There are many proposed ways of how best to reduce the risk and delay the onset of dementia, but many of these techniques are often under researched to give conclusive results.
Last month, however, in a landmark study, researchers from the Committee on Preventing Dementia and Cognitive Impairment put forward their report on the best ways to delay the condition.
While studies that put forward ways to help delay dementia are not uncommon, this particular study, titled Preventing Cognitive Decline and Dementia: A Way Forward and published by The National Academies Press, has gained significantly more traction and esteem.
This is due to the fact that it is the first time that experts from the National Academies of Sciences, Engineering and Medicine have deemed the evidence strong enough to suggest delaying dementia may be possible.
The report states that it had found several interventions that can help slow cognitive decline and the onset of dementia. These include remaining physically active, engaging in cognitive training, and controlling one’s blood pressure.
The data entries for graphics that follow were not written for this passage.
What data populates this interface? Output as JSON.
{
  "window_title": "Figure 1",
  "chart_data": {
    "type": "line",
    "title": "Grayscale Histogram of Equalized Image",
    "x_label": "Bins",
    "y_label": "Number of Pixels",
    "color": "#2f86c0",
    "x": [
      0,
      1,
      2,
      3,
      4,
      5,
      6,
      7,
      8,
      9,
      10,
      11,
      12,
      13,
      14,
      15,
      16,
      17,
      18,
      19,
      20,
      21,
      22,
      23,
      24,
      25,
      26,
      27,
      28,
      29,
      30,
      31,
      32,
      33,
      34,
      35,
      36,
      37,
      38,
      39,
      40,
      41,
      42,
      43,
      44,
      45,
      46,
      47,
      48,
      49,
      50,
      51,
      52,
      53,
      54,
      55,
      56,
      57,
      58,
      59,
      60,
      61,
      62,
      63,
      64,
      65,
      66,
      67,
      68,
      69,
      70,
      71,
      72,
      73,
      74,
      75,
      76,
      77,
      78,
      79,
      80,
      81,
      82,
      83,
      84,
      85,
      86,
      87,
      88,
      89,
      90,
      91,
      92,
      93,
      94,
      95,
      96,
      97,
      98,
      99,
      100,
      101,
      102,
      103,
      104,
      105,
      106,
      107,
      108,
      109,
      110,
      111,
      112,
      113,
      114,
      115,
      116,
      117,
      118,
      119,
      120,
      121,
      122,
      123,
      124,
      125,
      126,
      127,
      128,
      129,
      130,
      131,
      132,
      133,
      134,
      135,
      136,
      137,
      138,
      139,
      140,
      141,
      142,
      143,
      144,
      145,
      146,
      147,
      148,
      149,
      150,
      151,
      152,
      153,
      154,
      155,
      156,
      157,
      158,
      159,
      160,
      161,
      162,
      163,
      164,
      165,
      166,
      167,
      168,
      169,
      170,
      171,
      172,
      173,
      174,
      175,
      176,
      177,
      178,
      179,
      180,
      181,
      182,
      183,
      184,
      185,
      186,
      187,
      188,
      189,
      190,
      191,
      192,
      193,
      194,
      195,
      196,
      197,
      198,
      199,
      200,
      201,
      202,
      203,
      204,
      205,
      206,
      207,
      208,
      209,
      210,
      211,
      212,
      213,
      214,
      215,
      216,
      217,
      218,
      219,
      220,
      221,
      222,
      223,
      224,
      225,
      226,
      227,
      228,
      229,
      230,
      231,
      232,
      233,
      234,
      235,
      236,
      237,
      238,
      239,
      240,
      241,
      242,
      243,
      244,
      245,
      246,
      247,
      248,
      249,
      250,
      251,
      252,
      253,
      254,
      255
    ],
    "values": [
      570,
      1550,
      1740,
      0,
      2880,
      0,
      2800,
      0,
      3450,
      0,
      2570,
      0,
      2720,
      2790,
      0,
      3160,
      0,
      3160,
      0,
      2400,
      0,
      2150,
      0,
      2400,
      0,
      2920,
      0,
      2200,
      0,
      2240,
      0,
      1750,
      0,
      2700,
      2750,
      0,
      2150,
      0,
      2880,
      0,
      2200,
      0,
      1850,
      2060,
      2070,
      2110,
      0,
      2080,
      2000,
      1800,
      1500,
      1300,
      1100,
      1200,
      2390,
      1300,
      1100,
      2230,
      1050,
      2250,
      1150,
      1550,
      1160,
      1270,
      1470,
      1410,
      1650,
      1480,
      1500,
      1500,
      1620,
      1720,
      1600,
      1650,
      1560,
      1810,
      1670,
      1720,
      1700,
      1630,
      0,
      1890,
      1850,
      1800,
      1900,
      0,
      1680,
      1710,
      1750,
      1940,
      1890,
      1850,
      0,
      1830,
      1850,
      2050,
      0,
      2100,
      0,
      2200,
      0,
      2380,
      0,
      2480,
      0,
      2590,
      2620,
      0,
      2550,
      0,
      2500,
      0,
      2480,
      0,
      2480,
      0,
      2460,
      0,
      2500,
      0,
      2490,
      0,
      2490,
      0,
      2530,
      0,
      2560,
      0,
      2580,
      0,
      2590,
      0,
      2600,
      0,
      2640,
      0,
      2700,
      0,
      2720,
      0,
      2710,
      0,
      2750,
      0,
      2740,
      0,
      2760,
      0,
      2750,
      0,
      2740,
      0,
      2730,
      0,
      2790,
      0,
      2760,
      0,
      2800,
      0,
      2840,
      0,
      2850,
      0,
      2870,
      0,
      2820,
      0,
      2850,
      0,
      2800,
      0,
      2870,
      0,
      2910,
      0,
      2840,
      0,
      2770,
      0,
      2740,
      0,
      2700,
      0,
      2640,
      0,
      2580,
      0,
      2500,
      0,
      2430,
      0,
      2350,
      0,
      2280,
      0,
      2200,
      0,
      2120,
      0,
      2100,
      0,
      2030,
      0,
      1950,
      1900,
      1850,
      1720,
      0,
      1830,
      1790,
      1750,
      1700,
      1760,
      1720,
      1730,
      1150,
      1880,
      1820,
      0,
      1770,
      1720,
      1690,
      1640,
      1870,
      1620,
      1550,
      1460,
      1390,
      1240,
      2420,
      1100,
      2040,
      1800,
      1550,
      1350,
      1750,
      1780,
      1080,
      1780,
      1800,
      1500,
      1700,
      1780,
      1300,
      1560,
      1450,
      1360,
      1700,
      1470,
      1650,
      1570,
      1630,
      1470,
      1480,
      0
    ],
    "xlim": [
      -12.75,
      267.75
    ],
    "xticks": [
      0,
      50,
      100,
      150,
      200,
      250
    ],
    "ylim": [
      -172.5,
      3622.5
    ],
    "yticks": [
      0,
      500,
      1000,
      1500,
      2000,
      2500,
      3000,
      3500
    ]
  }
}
In terms of cognitive training, the study states the best training is a good education and regular mental stimulation.
“There’s growing evidence that the ways in which your brain is challenged all through your life matter,” said Dr Kenneth Langa, a panel member and professor of internal medicine, gerontology and health management and policy at the University of Michigan School of Public Health.
While there is evidence that cognitive training can help delay dementia, the study stresses that it cannot prevent dementia or mild cognitive impairment entirely.
What researchers found concerning physical training is that the earlier consistent physical training is undertaken, the greater chances it can help delay dementia and slow cognitive decline.
“Prevention really needs to start in people who don’t show any sign of the disease — probably when people reach their 40s,” said Jeffrey Keller, director of the Institute for Dementia Research and Prevention at Louisiana State University.
The study suggests that a person should partake in approximately 20 minutes of physical activity a day, or 150 minutes a week.
Controlling your blood pressure
Unlike physical and cognitive training, managing one’s blood pressure was found to have the potential to prevent dementia alongside delaying it.
However, controlling blood pressure was not found to have an effect on age-related cognitive decline.
Mix it up
While these three techniques show promise, the study also stresses that these three should all be used together for the best results.
“If we think of Alzheimer’s as a multifactorial disease, it makes sense to reduce multiple risk factors simultaneously,” said Rong Zhang, associate professor of neurology and neurotherapeutics at University of Texas Southwestern Medical Center.
“The brain is complicated and its response to interventions is complex,” Langa said.
“Therefore, the more strategies that you use to try to improve the brain’s health long term, the more likely they’re going to work.”